Our intellectual property and business lawyers have experience in developing and verifying complex trade agreements that require compensation clauses. We understand the type of trademark exemption that occurs during trademark transactions. This allows us to identify areas of concern in contracts with trademarks that require compensation provisions. In addition, we represent clients in trademark disputes that trigger a non-committal obligation or non-detention clause. In addition to the brand allowance, an agreement may provide for a capital-damage agreement as a risk deferral mechanism. As a general rule, a non-detention clause provides that a party is not liable for certain damages as part of an agreement. A damage protection clause may be protected against the actions of the other party`s staff and against third-party trademark claims. A licensee may also attempt to limit the nature of the costs or losses for which he or she is responsible. While the licensee is clearly liable for any judgment and costs incurred by the defence against a lawsuit, the licensee will object to any liability in the event of a loss of profits that the licensee might claim that he would otherwise have deserved, without the remedy and the resulting judgment. In addition, the licensee may withdraw from the license the right to remove the property granted at any time in response to a infringement claim, subject to the only ones obliged to acquire the licensee (the remaining inventory of products granted at the licensee`s expense). Although it is possible to purchase insurance against copyright and trademark infringement, such insurance can be expensive and include several exclusions. In addition, insurance coverage often applies only to third-party rights and offers the licensee (the contractual commitment to release the licensee, unless the licensee expressly requires such additional coverage. Even if the taker insists on being defended by his own lawyer (at the licensee`s expense), the licensee should at least have the right to authorize any agreement, since the donor is responsible for the costs of that transaction and the transaction may affect the licensee (the rights to the authorized real estate).
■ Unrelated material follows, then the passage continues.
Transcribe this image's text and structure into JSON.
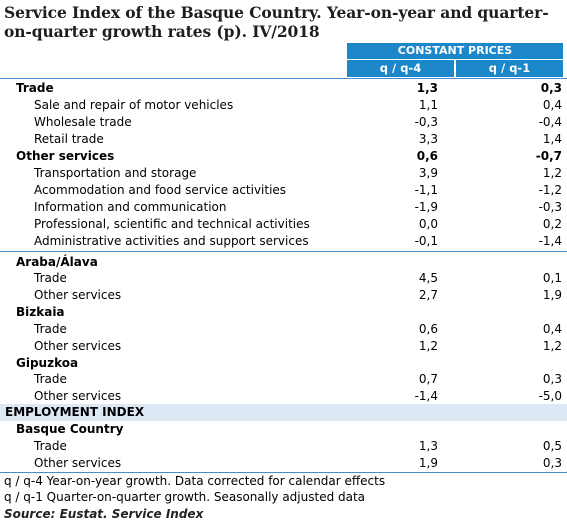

The licensee may attempt to further limit its liability by limiting its obligations to half the total cost of the defence if the right is abandoned, rejected or tried in favour of the licensee. The licensee can argue that the defence against worthless claims is simply a cost of activity that should be shared equally. Ideally, the licensor would like to have the right to use his own lawyer to defend any action against the licensee, instead of having to pay the licensee`s (lawyer) fees. The ability to do so will likely depend on the relative size of the parties. A major licensee like Disney will no doubt ask to use his own advice.